Thursday, January 12, 2012

Detroit's Light Rail Redux - If At First You Don't Suceed, Get Subsidised Again!

The previous plan, now rejected as too expensive was allegedly going to cost around $300 million to build and require subsidies in the amount of $6 million per year if not more.

Now they're planning a shorter stretch of light rail:

Operating the 3.4-mile line would require $4 million to $10 million a year, depending on whose estimates you believe.
So a shorter rail line will cost $125 million to build and more per year to operate. Either that or they're being more honest about the costs now.

This is after Detroit Mayor Bing at the cancellation of the original rail project stated:
No public transit project will be successful if it requires operational subsidies from local or state government.

Well, it looks like Mayor Bing just changed his mind in less than a month, perhaps LaHood made him an offer he couldn't refuse:
"We see light rail as a part of regional transportation, so light rail is not dead," Bing said at a news conference with Snyder and U.S. Transportation Secretary Ray LaHood. "It's back on the table" but as part of a plan for a wider bus rapid transit system.

I believe the definition of insanity was doing something over again and expecting a different result?
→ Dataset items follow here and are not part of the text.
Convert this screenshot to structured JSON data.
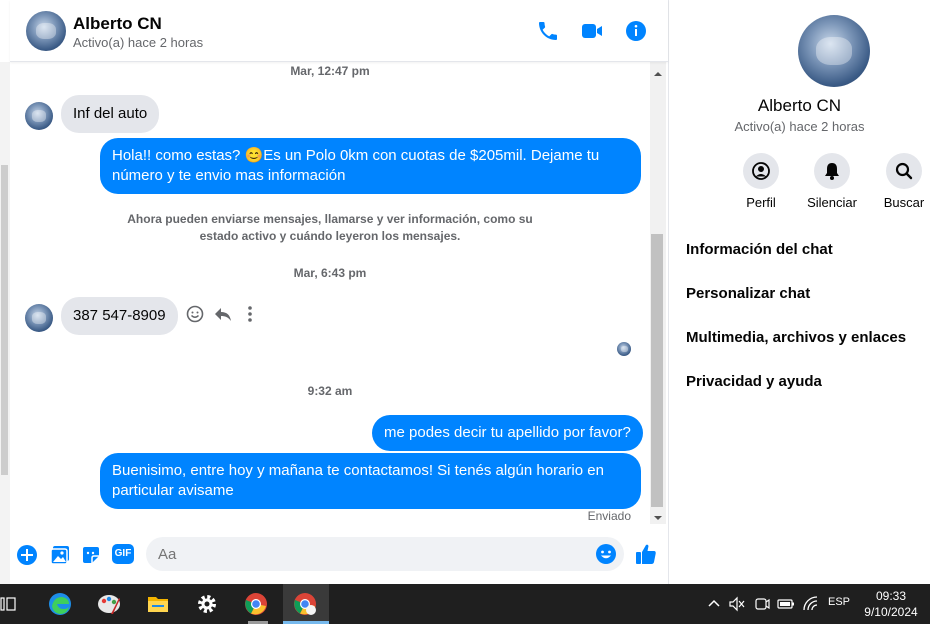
{
  "header": {
    "name": "Alberto CN",
    "status": "Activo(a) hace 2 horas"
  },
  "messages": {
    "ts1": "Mar, 12:47 pm",
    "in1": "Inf del auto",
    "out1": "Hola!! como estas? 😊Es un Polo 0km con cuotas de $205mil. Dejame tu número y te envio mas información",
    "system": "Ahora pueden enviarse mensajes, llamarse y ver información, como su estado activo y cuándo leyeron los mensajes.",
    "ts2": "Mar, 6:43 pm",
    "in2": "387 547-8909",
    "ts3": "9:32 am",
    "out2": "me podes decir tu apellido por favor?",
    "out3": "Buenisimo, entre hoy y mañana te contactamos! Si tenés algún horario en particular avisame",
    "delivery": "Enviado"
  },
  "composer": {
    "placeholder": "Aa",
    "gif_label": "GIF"
  },
  "right_pane": {
    "name": "Alberto CN",
    "status": "Activo(a) hace 2 horas",
    "actions": [
      {
        "label": "Perfil"
      },
      {
        "label": "Silenciar"
      },
      {
        "label": "Buscar"
      }
    ],
    "menu": [
      "Información del chat",
      "Personalizar chat",
      "Multimedia, archivos y enlaces",
      "Privacidad y ayuda"
    ]
  },
  "taskbar": {
    "lang": "ESP",
    "time": "09:33",
    "date": "9/10/2024"
  },
  "colors": {
    "accent": "#0084ff",
    "bubble_in": "#e4e6eb",
    "taskbar": "#1f1f1f"
  }
}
In this case the insanity is due to the city's and indeed the federal government's obsession with rail-based transit.

Light rail in Detroit is going to be another subsidized, inefficient, and expensive failure, with the added fun of really messing up Woodward Ave to regular car traffic to boot. 3.4 miles of light rail is not enough to be a usable system, and the capital and operating costs are going to require yet another suburban bailout if this goes forward.

2 comments:

Scott said...

Here's another slant on it:

"We can't find money to fix the roads, keep the streetlights on, or provide police, fire, and ambulance service, but we can subsidize a puny, worthless, light rail system"

This whole thing is a "Bridge to Nowhere" all over again.

Aaron said...

Yes, but light rail is shiny!

Even better, they can name each station after a politician, and you really can't do that with a repaved road, a fixed streetlight, or a hired cop or firefighter.